On Fri, Jan 22, 2016 at 15:23:43 +0000, Daniel P. Berrange wrote:
On Fri, Jan 22, 2016 at 04:17:42PM +0100, Jiri Denemark wrote:
> On Fri, Jan 22, 2016 at 15:07:04 +0000, Daniel P. Berrange wrote:
> > On Thu, Jan 21, 2016 at 11:20:46AM +0100, Jiri Denemark wrote:
> > > VIR_DOMAIN_EVENT_SUSPENDED_POSTCOPY and VIR_DOMAIN_PAUSED_POSTCOPY are
> > > used on the source host once migration enters post-copy mode (which
> > > means the domain gets paused on the source. After the destination host
> > > takes over the execution of the domain, its virtual CPUs are resumed and
> > > the domain enters VIR_DOMAIN_RUNNING_POSTCOPY state and
> > > VIR_DOMAIN_EVENT_RESUMED_POSTCOPY event is emitted.
> > >
> > > In case migration fails during post-copy mode and none of the hosts have
> > > complete state of the domain, both domains will remain paused with
> > > VIR_DOMAIN_PAUSED_POSTCOPY_FAILED reason and an upper layer may decide
> > > what to do.
> > >
> > > Signed-off-by: Jiri Denemark <jdenemar(a)redhat.com>
> >
> > > @@ -2380,6 +2383,8 @@ typedef enum {
> > > VIR_DOMAIN_EVENT_SUSPENDED_RESTORED = 4, /* Restored from paused
state file */
> > > VIR_DOMAIN_EVENT_SUSPENDED_FROM_SNAPSHOT = 5, /* Restored from paused
snapshot */
> > > VIR_DOMAIN_EVENT_SUSPENDED_API_ERROR = 6, /* suspended after failure
during libvirt API call */
> > > + VIR_DOMAIN_EVENT_SUSPENDED_POSTCOPY = 7, /* suspended for post-copy
migration */
> > > + VIR_DOMAIN_EVENT_SUSPENDED_POSTCOPY_FAILED = 8, /* suspended after
failed post-copy */
> >
> > Presumably the POSTCOPY_FAILED event can only be emitted
> > on the target, since the source will already be suspended
> > when we see a failure, and it doesn't make sense to issue
> > a suspended event when we're already suspended.
>
> But would it cause any harm?

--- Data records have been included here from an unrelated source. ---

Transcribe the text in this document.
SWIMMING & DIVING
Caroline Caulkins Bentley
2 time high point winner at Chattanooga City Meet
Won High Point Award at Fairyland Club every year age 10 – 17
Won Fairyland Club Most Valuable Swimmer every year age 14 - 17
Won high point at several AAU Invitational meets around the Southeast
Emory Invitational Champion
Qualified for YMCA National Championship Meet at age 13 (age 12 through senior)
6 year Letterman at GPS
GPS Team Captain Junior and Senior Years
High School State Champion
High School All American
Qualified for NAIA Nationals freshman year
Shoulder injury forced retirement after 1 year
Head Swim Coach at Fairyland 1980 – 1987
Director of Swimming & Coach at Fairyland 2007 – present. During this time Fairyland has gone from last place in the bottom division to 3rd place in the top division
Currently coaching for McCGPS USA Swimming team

I figured it might be better to emit the
> event and set the state to POSTCOPY_FAILED even on the source so that
> apps/users don't have to guess whether POSTCOPY means it's still running
> or if it already failed.
The lifecycle events are supposed to be implementing a state machine,
and we're not changing state in this case. I think applications that
are currently using libvirt would reasonably consider it an error if
libvirt issues an event for a state it is already in, and I could see
it causing them to mistakenly run some logic twice if they get two
SUSPEND events for the same domain in a row.
We already emit some events several times in a row, but I agree it
doesn't make sense to add more cases like that. It would actually be a
good idea to fix the existing double events (in another patch series in
the future).
Jirka